PLANO DE AULA: Aula Especial — As Paisagens da Festa Junina: Elementos do Campo e da Cidade

"A Festa Junina é um evento geográfico que une as paisagens rurais e urbanas de um município. Identificar como os elementos do campo (a plantação do milho, da mandioca e as matérias-primas naturais) viajam e se transformam para decorar e abastecer as ruas, pátios e comércios da cidade permite ao aluno do 3º ano compreender o conceito de interdependência e a relação de complementaridade entre os espaços."


📝 PARA COPIAR DO QUADRO
De Onde Vêm as Coisas da Festa?: O Campo Alimenta a Cidade

  • Paisagens Diferentes: O nosso município tem o campo (espaço rural) e a cidade (espaço urbano).
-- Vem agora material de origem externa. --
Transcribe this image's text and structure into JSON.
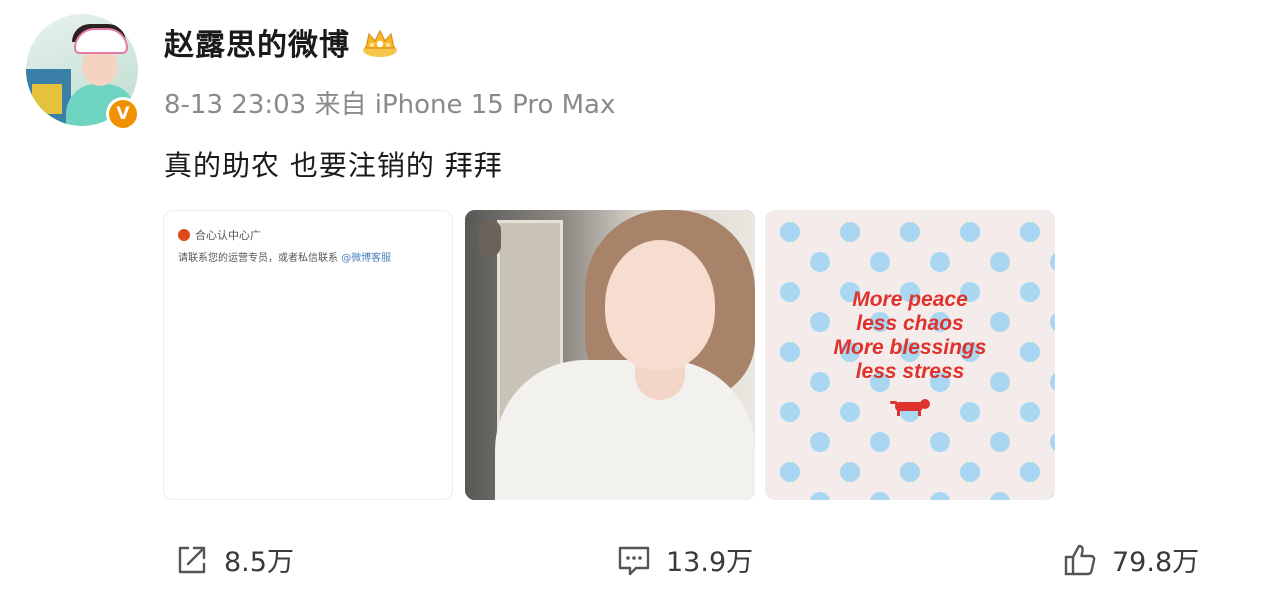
{
  "post": {
    "username": "赵露思的微博",
    "meta": "8-13 23:03 来自 iPhone 15 Pro Max",
    "text": "真的助农 也要注销的 拜拜",
    "verified_badge": "V"
  },
  "images": {
    "screenshot": {
      "header": "合心认中心广",
      "line": "请联系您的运营专员，或者私信联系 ",
      "link": "@微博客服"
    },
    "quote": {
      "lines": [
        "More peace",
        "less chaos",
        "More blessings",
        "less stress"
      ],
      "text_color": "#e0322d",
      "dot_color": "#a9d6f0"
    }
  },
  "actions": {
    "share": {
      "count": "8.5万",
      "icon": "share-icon"
    },
    "comment": {
      "count": "13.9万",
      "icon": "comment-icon"
    },
    "like": {
      "count": "79.8万",
      "icon": "thumbs-up-icon"
    }
  }
}
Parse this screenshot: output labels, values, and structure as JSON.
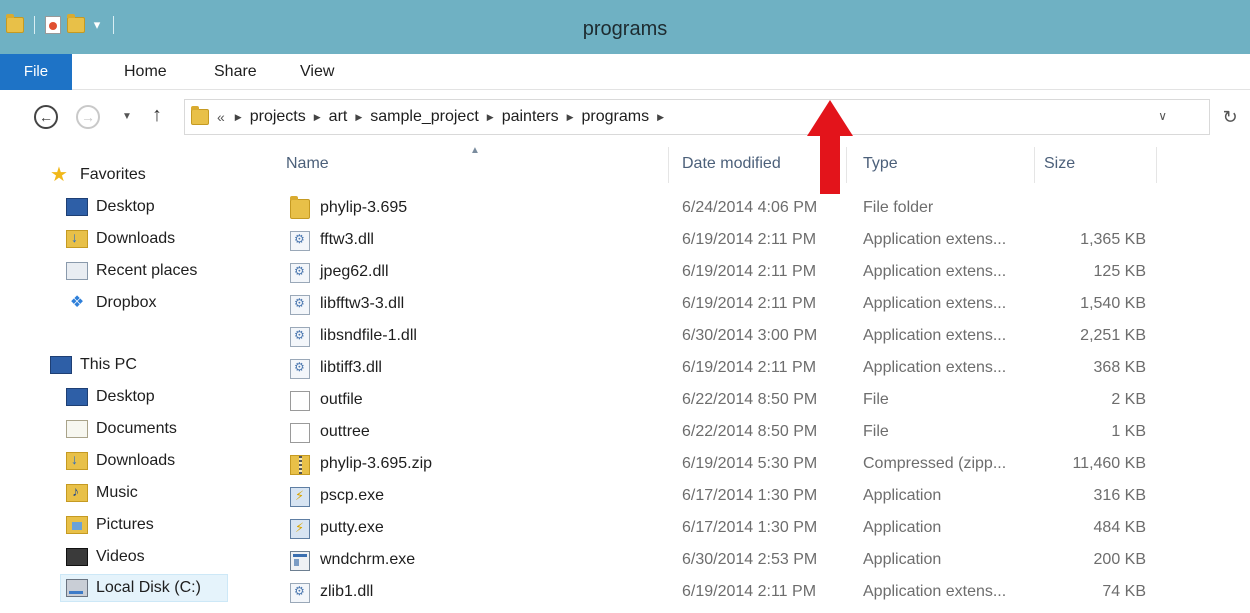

Na época das festas juninas, esses dois lugares se unem de um jeito muito forte.
  • Os Produtos do Campo: Quase tudo o que usamos nas barraquinhas da festa vem do trabalho do espaço rural. O campo fornece:
    1. Alimentos: O milho para a pipoca e canjica, o amendoim para o pé de moleque e a mandioca para os bolos.
    2. Decoração: A palha para os chapéus, a madeira para a fogueira e as folhas de palmeira para cobrir as barracas.
  • A Transformação na Cidade: Os produtos saem dos sítios por estradas de terra, passam por caminhões e chegam ao espaço urbano. Na cidade, as lojas vendem os tecidos (chita), os supermercados distribuem os doces e os pátios asfaltados ganham bandeirolas e fogueiras.
  • Dependência Mútua: Essa dinâmica prova a interdependência: a cidade depende da produção e da natureza do campo para fazer a festa, e o campo depende das lojas e feiras da cidade para vender o que produziu.

1. Cronograma da Aula:

I. Desafio Inicial: "A Barraca de Doces Vazia" 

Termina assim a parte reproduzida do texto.